Dies hat ungekürzt zu erfolgen, weil die Beklagte nicht vorgetragen hat, dass der Gläubigerschaft ein geringerer Schaden entstanden ist (§ 15b Abs. 4 Satz 2 InsO).

Die von ihr begehrte Verurteilung Zug-um-Zug gegen Abtretung der Erstattungsansprüche der Masse gegen Dritte scheidet aus, weil es derartige Ansprüche nicht gibt. Der Kläger hat insoweit nachvollziehbar im Rahmen seiner sekundären Darlegungslast vorgetragen, dass er gegen Drittgläubiger keine Anfechtungsansprüche nach § 133 InsO realisiert hat, weil die Voraussetzungen für eine Vorsatzanfechtung nicht vorlagen. Dass gleichwohl Ansprüche realisierbar waren und realisiert wurden, hat die Beklagte nicht dargelegt. Hierzu wäre sie als Geschäftsführerin, die die Drittgläubiger der Schuldnerin, an die sie Zahlungen geleistet hat, kannte, imstande gewesen.
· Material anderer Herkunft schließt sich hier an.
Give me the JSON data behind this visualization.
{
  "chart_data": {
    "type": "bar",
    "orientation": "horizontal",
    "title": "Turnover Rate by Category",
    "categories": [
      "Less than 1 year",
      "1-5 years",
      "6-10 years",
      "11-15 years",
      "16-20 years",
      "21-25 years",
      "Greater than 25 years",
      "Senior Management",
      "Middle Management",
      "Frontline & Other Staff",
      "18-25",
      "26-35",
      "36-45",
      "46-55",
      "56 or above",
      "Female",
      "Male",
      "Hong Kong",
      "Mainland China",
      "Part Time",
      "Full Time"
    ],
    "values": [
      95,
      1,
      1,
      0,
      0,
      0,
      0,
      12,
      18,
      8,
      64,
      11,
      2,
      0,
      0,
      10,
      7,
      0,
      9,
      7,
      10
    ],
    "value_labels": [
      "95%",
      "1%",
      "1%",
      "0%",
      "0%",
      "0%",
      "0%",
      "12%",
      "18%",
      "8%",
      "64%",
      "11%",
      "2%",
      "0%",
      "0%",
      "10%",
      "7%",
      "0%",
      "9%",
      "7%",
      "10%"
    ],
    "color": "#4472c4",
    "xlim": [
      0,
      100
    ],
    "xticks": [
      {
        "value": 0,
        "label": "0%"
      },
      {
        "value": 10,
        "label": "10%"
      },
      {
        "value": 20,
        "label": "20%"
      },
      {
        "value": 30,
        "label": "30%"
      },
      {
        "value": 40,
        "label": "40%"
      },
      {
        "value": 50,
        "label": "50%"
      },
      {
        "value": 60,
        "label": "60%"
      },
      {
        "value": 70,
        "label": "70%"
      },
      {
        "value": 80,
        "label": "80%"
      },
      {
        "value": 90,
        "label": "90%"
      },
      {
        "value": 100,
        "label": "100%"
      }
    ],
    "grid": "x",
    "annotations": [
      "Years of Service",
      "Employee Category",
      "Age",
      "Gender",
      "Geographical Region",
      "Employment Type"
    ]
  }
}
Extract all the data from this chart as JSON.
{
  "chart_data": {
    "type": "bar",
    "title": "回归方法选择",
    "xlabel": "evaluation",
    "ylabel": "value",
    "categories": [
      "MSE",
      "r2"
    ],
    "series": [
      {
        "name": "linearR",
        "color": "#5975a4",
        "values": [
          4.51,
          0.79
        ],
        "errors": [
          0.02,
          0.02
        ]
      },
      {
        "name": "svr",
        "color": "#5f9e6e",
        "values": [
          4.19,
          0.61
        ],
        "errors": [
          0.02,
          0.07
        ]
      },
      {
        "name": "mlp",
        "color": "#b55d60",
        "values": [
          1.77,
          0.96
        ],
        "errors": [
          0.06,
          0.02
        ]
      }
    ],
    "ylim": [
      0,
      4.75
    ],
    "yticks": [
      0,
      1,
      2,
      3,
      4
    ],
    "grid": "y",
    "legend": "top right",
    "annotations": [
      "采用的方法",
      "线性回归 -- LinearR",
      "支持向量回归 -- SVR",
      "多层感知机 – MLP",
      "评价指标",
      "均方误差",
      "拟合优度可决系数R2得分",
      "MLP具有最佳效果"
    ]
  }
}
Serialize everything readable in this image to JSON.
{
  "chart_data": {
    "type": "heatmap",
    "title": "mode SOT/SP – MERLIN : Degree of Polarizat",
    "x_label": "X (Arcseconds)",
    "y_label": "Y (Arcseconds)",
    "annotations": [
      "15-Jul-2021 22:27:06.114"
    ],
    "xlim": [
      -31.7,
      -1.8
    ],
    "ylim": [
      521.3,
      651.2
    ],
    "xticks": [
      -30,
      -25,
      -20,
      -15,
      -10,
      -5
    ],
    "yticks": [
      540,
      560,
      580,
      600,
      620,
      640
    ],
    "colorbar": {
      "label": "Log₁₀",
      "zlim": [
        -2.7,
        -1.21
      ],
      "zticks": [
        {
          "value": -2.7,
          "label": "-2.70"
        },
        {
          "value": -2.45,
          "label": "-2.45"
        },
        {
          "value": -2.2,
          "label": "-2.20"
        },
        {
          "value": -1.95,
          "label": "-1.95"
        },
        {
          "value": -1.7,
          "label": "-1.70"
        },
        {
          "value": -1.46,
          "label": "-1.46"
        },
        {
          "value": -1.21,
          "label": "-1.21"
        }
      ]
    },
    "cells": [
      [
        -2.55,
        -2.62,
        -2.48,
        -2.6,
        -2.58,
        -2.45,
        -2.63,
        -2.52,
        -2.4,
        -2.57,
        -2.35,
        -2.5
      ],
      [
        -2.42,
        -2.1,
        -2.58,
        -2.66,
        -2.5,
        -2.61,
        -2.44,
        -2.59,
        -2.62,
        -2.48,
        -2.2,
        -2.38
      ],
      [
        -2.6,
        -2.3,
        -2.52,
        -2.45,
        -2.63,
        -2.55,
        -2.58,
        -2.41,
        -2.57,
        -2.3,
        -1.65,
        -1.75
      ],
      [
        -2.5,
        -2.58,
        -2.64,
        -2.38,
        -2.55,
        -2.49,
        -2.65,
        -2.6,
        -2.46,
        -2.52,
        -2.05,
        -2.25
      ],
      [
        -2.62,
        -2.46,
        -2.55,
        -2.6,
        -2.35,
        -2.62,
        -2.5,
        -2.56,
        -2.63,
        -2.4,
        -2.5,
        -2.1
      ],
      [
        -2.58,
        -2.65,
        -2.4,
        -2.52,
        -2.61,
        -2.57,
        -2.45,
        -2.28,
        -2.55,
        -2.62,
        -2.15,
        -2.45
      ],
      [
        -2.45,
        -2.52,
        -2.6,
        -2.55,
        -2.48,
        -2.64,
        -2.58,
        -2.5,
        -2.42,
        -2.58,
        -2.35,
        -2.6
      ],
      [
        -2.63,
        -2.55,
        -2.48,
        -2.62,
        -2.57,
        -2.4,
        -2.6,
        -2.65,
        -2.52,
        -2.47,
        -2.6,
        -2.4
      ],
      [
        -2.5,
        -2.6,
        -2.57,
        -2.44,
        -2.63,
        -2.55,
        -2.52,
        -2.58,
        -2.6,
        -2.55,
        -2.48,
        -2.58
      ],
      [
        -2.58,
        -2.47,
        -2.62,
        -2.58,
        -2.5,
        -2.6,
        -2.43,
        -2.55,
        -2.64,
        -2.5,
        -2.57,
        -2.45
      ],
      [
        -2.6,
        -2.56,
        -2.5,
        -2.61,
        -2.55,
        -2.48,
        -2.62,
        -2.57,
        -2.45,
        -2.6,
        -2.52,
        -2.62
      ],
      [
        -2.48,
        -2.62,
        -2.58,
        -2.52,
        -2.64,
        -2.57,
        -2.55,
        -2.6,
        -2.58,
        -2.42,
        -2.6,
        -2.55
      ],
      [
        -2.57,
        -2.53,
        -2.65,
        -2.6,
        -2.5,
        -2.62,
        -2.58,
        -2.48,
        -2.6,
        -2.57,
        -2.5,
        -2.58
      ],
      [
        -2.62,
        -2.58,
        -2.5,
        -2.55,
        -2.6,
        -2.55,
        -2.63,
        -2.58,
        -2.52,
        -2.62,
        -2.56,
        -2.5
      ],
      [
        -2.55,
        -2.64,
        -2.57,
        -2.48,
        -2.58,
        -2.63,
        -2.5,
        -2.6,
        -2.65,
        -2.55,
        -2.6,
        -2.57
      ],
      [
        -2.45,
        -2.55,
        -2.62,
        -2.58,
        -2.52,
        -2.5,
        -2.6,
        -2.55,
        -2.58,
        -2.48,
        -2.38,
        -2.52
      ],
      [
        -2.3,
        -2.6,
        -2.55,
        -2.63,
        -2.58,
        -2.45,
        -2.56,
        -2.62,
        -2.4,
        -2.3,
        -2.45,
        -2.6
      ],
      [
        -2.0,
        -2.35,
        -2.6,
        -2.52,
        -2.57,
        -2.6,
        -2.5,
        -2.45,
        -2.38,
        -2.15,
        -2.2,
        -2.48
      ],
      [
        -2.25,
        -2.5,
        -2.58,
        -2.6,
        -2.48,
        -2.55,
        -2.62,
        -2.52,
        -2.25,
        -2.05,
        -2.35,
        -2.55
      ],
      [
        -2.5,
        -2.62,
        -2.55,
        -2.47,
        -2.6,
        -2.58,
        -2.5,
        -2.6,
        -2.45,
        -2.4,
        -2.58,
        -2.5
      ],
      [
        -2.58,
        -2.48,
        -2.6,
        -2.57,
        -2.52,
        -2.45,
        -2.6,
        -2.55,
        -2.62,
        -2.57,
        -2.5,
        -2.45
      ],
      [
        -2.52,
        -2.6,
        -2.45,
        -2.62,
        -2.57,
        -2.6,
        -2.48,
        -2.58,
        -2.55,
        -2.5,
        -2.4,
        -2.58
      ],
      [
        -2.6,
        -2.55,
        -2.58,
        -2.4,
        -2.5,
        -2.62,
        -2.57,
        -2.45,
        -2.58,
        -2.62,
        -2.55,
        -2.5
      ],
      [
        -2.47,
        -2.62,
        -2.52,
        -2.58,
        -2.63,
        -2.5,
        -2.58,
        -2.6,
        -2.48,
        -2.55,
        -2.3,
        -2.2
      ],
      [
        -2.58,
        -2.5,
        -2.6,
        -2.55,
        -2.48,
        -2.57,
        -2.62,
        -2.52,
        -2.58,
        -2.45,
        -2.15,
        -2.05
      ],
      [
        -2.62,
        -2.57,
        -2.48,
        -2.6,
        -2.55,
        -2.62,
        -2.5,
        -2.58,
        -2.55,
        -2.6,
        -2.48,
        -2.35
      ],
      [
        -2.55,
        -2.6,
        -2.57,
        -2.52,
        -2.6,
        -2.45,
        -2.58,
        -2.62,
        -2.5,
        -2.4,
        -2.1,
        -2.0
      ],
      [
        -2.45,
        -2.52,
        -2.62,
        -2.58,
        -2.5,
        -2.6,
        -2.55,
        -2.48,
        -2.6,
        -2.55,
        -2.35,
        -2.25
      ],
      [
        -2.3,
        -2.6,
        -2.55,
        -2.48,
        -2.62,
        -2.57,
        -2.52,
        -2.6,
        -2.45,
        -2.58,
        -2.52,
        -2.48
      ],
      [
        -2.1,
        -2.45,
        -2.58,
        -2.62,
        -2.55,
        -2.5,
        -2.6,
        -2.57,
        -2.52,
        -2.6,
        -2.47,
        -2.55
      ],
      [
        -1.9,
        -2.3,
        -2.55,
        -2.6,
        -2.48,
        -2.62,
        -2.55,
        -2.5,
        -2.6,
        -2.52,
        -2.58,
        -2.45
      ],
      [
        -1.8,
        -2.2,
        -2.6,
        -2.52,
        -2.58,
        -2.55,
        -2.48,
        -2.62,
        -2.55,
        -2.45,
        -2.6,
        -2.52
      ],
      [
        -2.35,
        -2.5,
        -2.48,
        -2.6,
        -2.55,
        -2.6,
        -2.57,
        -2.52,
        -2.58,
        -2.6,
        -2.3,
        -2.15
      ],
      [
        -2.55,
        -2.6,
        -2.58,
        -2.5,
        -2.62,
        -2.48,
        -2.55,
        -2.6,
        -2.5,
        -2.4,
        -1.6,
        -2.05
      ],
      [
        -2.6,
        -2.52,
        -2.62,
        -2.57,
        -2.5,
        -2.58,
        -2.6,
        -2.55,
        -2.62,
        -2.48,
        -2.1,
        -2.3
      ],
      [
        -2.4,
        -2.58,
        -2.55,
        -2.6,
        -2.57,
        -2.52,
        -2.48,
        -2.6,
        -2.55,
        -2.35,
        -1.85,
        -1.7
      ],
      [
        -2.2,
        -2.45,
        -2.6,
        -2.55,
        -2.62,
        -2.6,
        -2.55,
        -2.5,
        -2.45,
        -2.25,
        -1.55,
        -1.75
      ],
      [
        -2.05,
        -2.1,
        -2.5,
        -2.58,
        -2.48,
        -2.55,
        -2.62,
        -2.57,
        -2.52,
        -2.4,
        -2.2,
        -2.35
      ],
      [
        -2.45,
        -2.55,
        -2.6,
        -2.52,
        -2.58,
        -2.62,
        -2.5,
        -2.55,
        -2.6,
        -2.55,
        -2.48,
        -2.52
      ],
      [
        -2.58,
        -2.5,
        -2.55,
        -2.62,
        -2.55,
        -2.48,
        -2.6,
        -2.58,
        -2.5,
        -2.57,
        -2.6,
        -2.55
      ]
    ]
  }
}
In der Folge ist der Beklagten lediglich vorzubehalten, ihren Gegenanspruch, der sich nach Rang und Höhe mit dem Betrag deckt, den der durch die rechtswidrige Auszahlung begünstigte Gesellschaftsgläubiger im Insolvenzverfahren erhalten hätte, nach Erstattung an die Masse gegen den Insolvenzverwalter zu verfolgen (vgl. Noack/Servatius/Haas, aaO, § 15b InsO Rn. 164 f. zur Fortgeltung der bisherigen Rechtsprechung: BGH, Urt. 11.07.2005 - II ZR 235/03, Rn. 14; Urt. v. 08.01.2001 - II ZR 88/99, Rn. 31).

  1. Der Kläger hat einen Anspruch auf die eingeklagten Zinsen nur für den Zeitpunkt ab dem 27.03.2024, dem Tag nach Zustellung seines klageändernden Schriftsatzes vom 25.03.2024 (Bl. 155, 170 GA-LG), gemäß §§ 291 Satz 1, 288 Abs. 1 Satz 2 BGB.

C.

Die Kostenentscheidung beruht auf § 92 Abs. 2 ZPO. Die Entscheidung über die vorläufige Vollstreckbarkeit folgt aus §§ 708 Nr. 10, 711 ZPO.

Die Revision ist nicht gemäß § 543 Abs. 2 ZPO zuzulassen, weil die gesetzlichen Voraussetzungen nicht vorliegen. Die Rechtssache hat keine grundsätzliche Bedeutung. Auch erfordern die Fortbildung des Rechts oder die Sicherung einer einheitlichen Rechtsprechung keine Entscheidung des Bundesgerichtshofs. Die vorliegend zur Entscheidung stehenden Rechtsfragen sind bereits unter der Geltung von § 64 Satz 1 GmbHG aF umfassend vom Bundesgerichtshof geklärt worden.

Der Streitwert für das Berufungsverfahren wird gemäß § 3 ZPO auf 124.422,30 € festgesetzt.